Space and militarization
Kennedy carries much of the narrative, though Brinkley also threads his story together with that of Wernher von Braun, a Nazi who developed rockets for Germany until the conclusion of World War II.
While Dwight Eisenhower had strong reservations about von Braun, Kennedy instead saw possibility. And he had a winning message about a space race with the Soviet Union, stoking American anxieties about the implications of falling behind the Soviets in development of a space program.
Brinkley says his book bears a subtext “about militarization,” and Kennedy’s cunning manner in disguising it.
“He used NASA as a civilian sugar-coated Cold War industrial military complex.”
And the program poured billions of dollars into the South: Virginia, Florida, Alabama and Mississippi. Texas, too, embraced its role.
“Look at an old Yellow Pages from 1962,” Brinkley says. “It’s space everything. Space Burger Drive-In, Astro Babysitters. You had the baseball team in ’62. The Rockets came here from San Diego in 1971. The architecture took on this space age look. It was a real era.”

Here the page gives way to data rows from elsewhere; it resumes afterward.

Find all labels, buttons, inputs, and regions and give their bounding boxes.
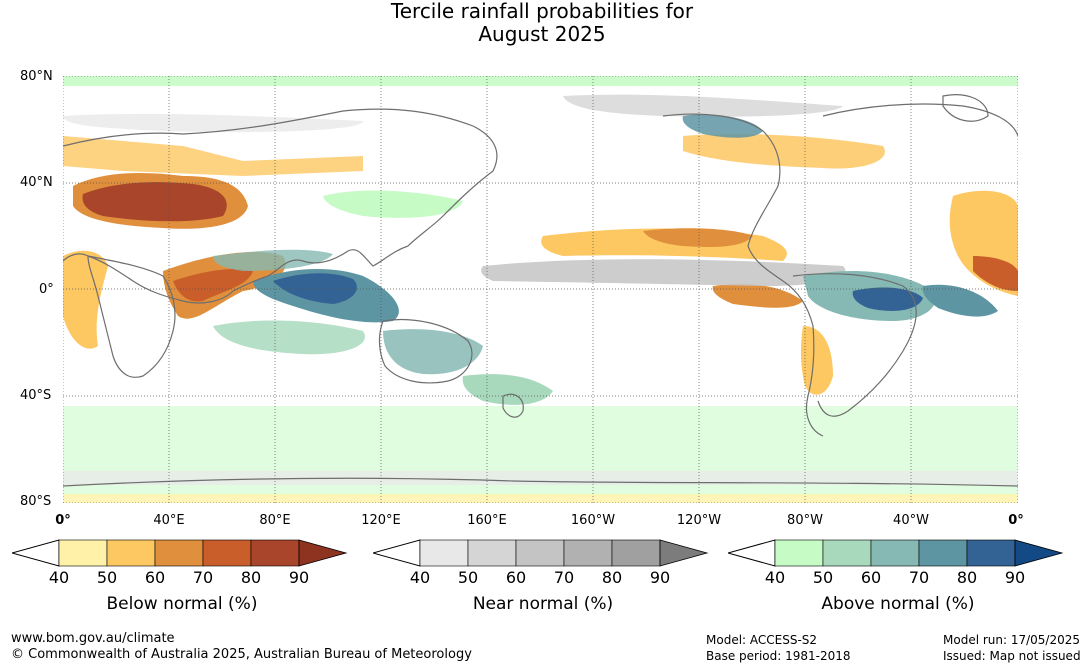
- model-name: Model: ACCESS-S2: [706, 633, 818, 647]
- tick-near-50: 50: [457, 568, 479, 587]
- legend-title-near-normal: Near normal (%): [472, 594, 614, 614]
- colorbar-above-normal: [728, 539, 1064, 567]
- tick-near-80: 80: [601, 568, 623, 587]
- website-link[interactable]: www.bom.gov.au/climate: [11, 631, 175, 646]
- tick-near-70: 70: [553, 568, 575, 587]
- lon-label-80w: 80°W: [787, 513, 823, 528]
- lon-label-120w: 120°W: [676, 513, 722, 528]
- tick-above-70: 70: [908, 568, 930, 587]
- footer-model-info: Model: ACCESS-S2 Base period: 1981-2018: [706, 632, 851, 664]
- lat-label-0: 0°: [39, 282, 54, 297]
- footer-run-info: Model run: 17/05/2025 Issued: Map not is…: [943, 632, 1081, 664]
- near-normal-equatorial-pacific: [481, 259, 846, 286]
- lon-label-120e: 120°E: [361, 513, 401, 528]
- tick-above-50: 50: [812, 568, 834, 587]
- tick-below-60: 60: [144, 568, 166, 587]
- lat-label-80s: 80°S: [20, 494, 52, 509]
- tick-near-60: 60: [505, 568, 527, 587]
- legend-title-above-normal: Above normal (%): [821, 594, 975, 614]
- map-title-line1: Tercile rainfall probabilities for: [390, 0, 694, 23]
- issued-status: Issued: Map not issued: [943, 649, 1081, 663]
- base-period: Base period: 1981-2018: [706, 649, 851, 663]
- colorbar-below-normal: [12, 539, 348, 567]
- tick-below-40: 40: [48, 568, 70, 587]
- lon-label-40e: 40°E: [153, 513, 185, 528]
- tick-below-80: 80: [240, 568, 262, 587]
- lon-label-80e: 80°E: [259, 513, 291, 528]
- below-normal-north-africa: [63, 250, 108, 349]
- tick-near-40: 40: [409, 568, 431, 587]
- map-gridlines: [63, 76, 1018, 503]
- tick-near-90: 90: [649, 568, 671, 587]
- footer-credits: www.bom.gov.au/climate © Commonwealth of…: [11, 631, 472, 663]
- lon-label-40w: 40°W: [893, 513, 929, 528]
- tick-above-80: 80: [956, 568, 978, 587]
- tick-below-70: 70: [192, 568, 214, 587]
- tick-below-90: 90: [288, 568, 310, 587]
- lon-label-160e: 160°E: [467, 513, 507, 528]
- tick-above-90: 90: [1004, 568, 1026, 587]
- model-run: Model run: 17/05/2025: [943, 633, 1081, 647]
- legend-near-normal: 40 50 60 70 80 90 Near normal (%): [373, 538, 713, 618]
- map-title-line2: August 2025: [478, 22, 606, 46]
- legend-above-normal: 40 50 60 70 80 90 Above normal (%): [728, 538, 1068, 618]
- continent-outlines: [63, 94, 1018, 487]
- lat-label-40n: 40°N: [20, 175, 53, 190]
- above-normal-australia: [383, 329, 483, 375]
- rainfall-map: [63, 76, 1018, 503]
- lon-label-160w: 160°W: [570, 513, 616, 528]
- lon-label-0-west: 0°: [55, 513, 71, 528]
- tick-above-40: 40: [764, 568, 786, 587]
- copyright-text: © Commonwealth of Australia 2025, Austra…: [11, 647, 472, 662]
- colorbar-near-normal: [373, 539, 709, 567]
- lat-label-40s: 40°S: [20, 388, 52, 403]
- legend-title-below-normal: Below normal (%): [106, 594, 258, 614]
- map-title: Tercile rainfall probabilities for Augus…: [292, 0, 792, 46]
- tick-below-50: 50: [96, 568, 118, 587]
- legend-below-normal: 40 50 60 70 80 90 Below normal (%): [12, 538, 352, 618]
- tick-above-60: 60: [860, 568, 882, 587]
- lat-label-80n: 80°N: [20, 69, 53, 84]
- lon-label-0-east: 0°: [1008, 513, 1024, 528]
- map-canvas: [63, 76, 1018, 503]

And that era and its possibilities brought Kennedy to Rice to further sell his program.
“What Kennedy was selling was a football game,” Brinkley says. “’Why does Rice play Texas? Because it’s hard.’ You don’t care what the odds are. He believed in that. He believed in public discovery pulling the country together.”
But 14 months after that speech, Kennedy was dead. But his challenge to put a man on the Moon before 1970 would be met in his absence, and Brinkley charts its progress.
Back to conservation
With “American Moonshot” now in bookstores, Brinkley is taking a short breather. He was recently in Oklahoma with one of his sons for a basketball game, and went to the site of the 1995 bombing of the Alfred P. Murrah Federal Building.
“I thought about writing that one,” he says, “but there’s a lot of dark energy there. It’s a good subject, but I think I may punt.”
He believes he still has two books about the history of the conservation movement in the United States, through the prism of different presidents.
“Using a president in the title is attractive to people,” he says. “If it’s just an environmental book, you lost a lot of readers. I had to learn that the hard way.”
He thinks he’ll cap the series with the 2000 election.
“I think I’ll stop it with climate change,” he says. “Which is a newer thing more for contemporary biologists. I’ve been writing more about saving public lands, pollution laws. But who knows. If I live long enough, maybe I’ll pick up a more modern story. But not today.”